Fontan Lionel, Le Coz Maxime, Azzopardi Charlotte, Stone Michael A, Füllgrabe Christian
Archean LABS, 20 place Prax-Paris, 82000 Montauban, France.
Ecole d'Audioprothèse de Cahors, Université Toulouse III Paul Sabatier, 31062 Toulouse, France.
J Acoust Soc Am. 2020 Sep;148(3):EL227. doi: 10.1121/10.0001866.
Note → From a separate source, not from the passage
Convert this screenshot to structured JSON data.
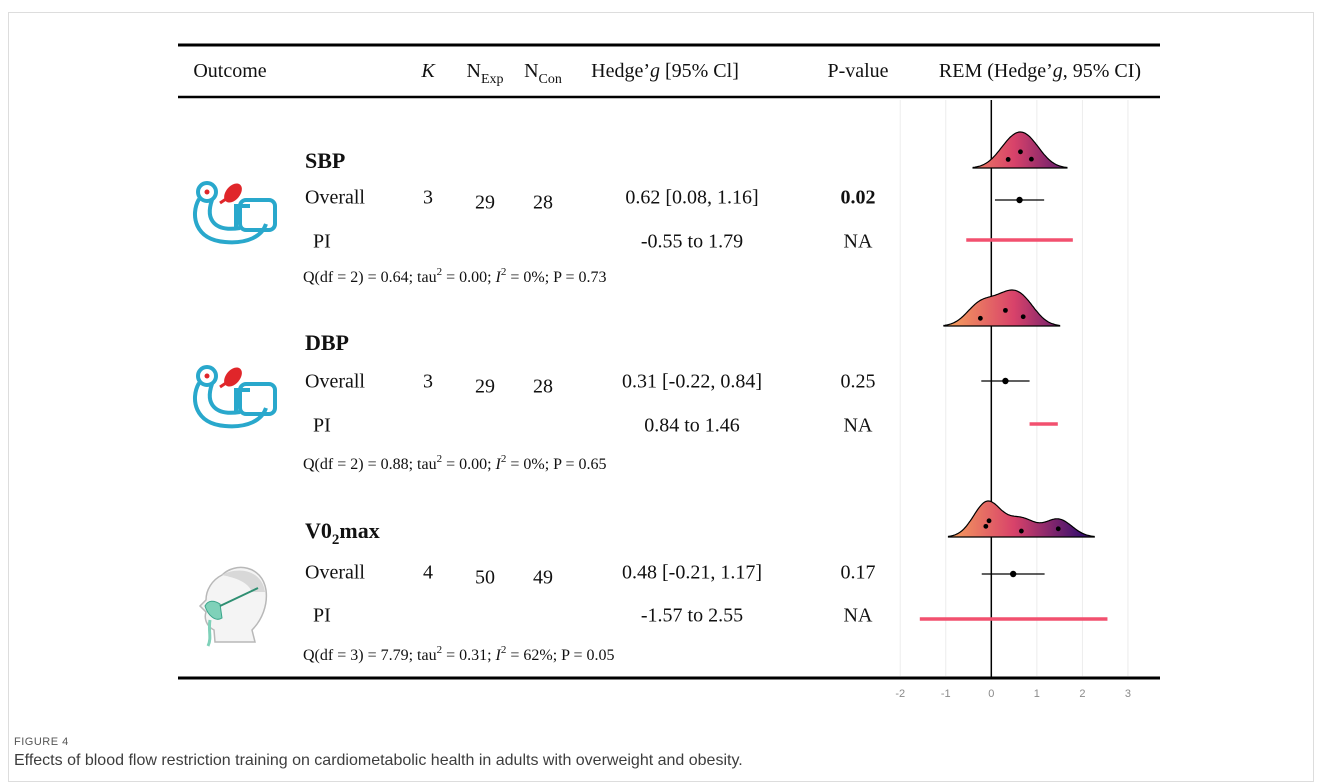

This study provides proof of concept that automatic speech recognition (ASR) can be used to improve hearing aid (HA) fitting. A signal-processing chain consisting of a HA simulator, a hearing-loss simulator, and an ASR system normalizing the intensity of input signals was used to find HA-gain functions yielding the highest ASR intelligibility scores for individual audiometric profiles of 24 listeners with age-related hearing loss. Significantly higher aided speech intelligibility scores and subjective ratings of speech pleasantness were observed when the participants were fitted with ASR-established gains than when fitted with the gains recommended by the CAM2 fitting rule.
本研究提供了概念验证,即自动语音识别(ASR)可用于改善助听器(HA)验配。使用由HA模拟器、听力损失模拟器和对输入信号强度进行归一化的ASR系统组成的信号处理链,来寻找针对24名患有年龄相关性听力损失的听众的个体听力图,能产生最高ASR可懂度分数的HA增益函数。当参与者佩戴根据ASR确定的增益进行验配时,观察到的助听语音可懂度分数和语音愉悦度主观评分显著高于根据CAM2验配规则推荐的增益进行验配时的情况。